Where, let me enlighten you. I just felt that everybody only wanted to talk about things related to his/her job and when i talked about other people’ thingy, only a few listened. It’s just so… selfish π¦
What’s awkward moment number 2?
So I went to toilet quickly and cried there. I washed my face to overcome the tears-marks but still I cudn’t stop crying. So I sat down at a long chair near the toilet (in front of my lecture room) and continued the crying. Okay, honestly the not-listening-people was just a trigger. I was sooo much upset about sooo many things about sooo many people related to that big thing. I just can’t show it, I can’t say it out loud. I was being the greatest poker face ever lived (when we’re talking about me pretending everything’s okay when everything’s not). You wanna know? ‘Course you want haha, but no, Im not gonna tell it here, it’s just to private.

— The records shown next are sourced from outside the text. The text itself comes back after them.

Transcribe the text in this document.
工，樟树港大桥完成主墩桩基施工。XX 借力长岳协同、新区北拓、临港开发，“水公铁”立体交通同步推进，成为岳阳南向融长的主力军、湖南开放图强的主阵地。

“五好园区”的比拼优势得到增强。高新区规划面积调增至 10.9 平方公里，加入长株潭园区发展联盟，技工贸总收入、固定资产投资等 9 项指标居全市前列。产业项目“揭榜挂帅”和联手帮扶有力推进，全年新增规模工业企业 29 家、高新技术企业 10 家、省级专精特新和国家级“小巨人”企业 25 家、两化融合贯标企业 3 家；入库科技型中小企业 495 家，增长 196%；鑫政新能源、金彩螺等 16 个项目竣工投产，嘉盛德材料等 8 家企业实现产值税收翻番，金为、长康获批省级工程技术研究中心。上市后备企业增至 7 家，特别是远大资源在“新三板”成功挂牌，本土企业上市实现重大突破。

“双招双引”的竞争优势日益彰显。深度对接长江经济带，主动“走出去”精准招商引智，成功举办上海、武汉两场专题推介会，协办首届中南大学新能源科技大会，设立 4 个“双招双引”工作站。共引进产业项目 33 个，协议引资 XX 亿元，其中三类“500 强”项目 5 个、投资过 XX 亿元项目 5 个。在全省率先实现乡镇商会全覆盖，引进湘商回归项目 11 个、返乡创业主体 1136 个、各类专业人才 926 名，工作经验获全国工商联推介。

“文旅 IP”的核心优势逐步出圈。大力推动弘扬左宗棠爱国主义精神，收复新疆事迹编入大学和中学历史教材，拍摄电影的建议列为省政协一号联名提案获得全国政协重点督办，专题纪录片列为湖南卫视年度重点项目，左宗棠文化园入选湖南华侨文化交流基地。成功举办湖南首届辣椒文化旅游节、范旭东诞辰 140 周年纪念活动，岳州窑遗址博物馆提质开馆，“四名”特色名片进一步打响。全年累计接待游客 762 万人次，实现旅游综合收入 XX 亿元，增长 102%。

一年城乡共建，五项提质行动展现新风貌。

At the time I cried really hard, I heard a trotting came from my back. I heard someone said,
“Mbak, kalo mau ke RSCM ke mana ya?” (translate: Miss, can you show me a way to RSCM?)
I turned around without wiping my tears first
And answered with the happiest smile you could show when you were crying,
“That way, Sir”
Poor that man! Hahaha
He was like seeing a ghost. He was so shocked.
So that was the awkward moment number 2 (more for that poor moment i guess :p)
After that, I continued crying. I felt like nobody really cared about me. I sacrificed so much for that big thing. I studied less than I ever did and so I had to catch up the exams prep on last minutes which, in turn, causes this bronchitis. I was so freaked out of getting everybody’s involved, but still I didn’t see they were really in it. When everybody’s so lazy to get their ass up to meet me up, I came to their places. When they were so ignorant about getting to meeting on time, I never complaint, at least in front of them. No, I didn’t expect them to be me, damn no, but at least please, care about me, listen to me when Im talking :”’
I knew, hell, I knew they had so much amazing life, so much sophisticated life rather that just make this big thing happen, but this is important to other people. And that other people may depending on us.
Because they never cared, I felt really, really lonely. It’s just a word ‘sorry’ that came out from their mouth after they troublesome me. But they didn’t care about me. They only cared when I cried like this afternoon. Well I don’t even know is it the word ‘care’ or ‘wanna know’ I should have used. The fact that everyone, everyone except me, has so much greater life rather than I do, makes me feel even lonelier. Who else do I have here?
I just feel soo worthless that I should have not been here
Now that everyone knows that I want them to care about me all I wanna do is shouted that they’re just too late
That’s what happening on awkward moment number 3. One of them finally found out where I had been gone and she took a seat next to me. All that time, we didn’t talk. That was surely awkward for her and also for me. I just wanted people to leave me alone but actually its loneliness causes this sadness. Contradictory huh? Yep, but that’s what I felt.
I made one of my friend took my backpack to my place. He was.. okay, he was annoyingly funny and he did make me laugh while I was still crying haha. You didn’t actually care when you asked me “what happened? tell me all the story” while I was crying. You could possibly just wanna know. But you did care when you tried to stop me cry. Whatever your way (excluding “Kris, please don’t cry” okay? I am so gonna cry louder if you try to stop me from crying by saying that. And plus, I sooo hate that sentence).
I really have to stop continuing this blog. Gosh, something happens and this is just sucks that I spontaneously cry all over again. What mom’s gonna say tomorrow when she found out my eyes are so… no word can describe this disaster.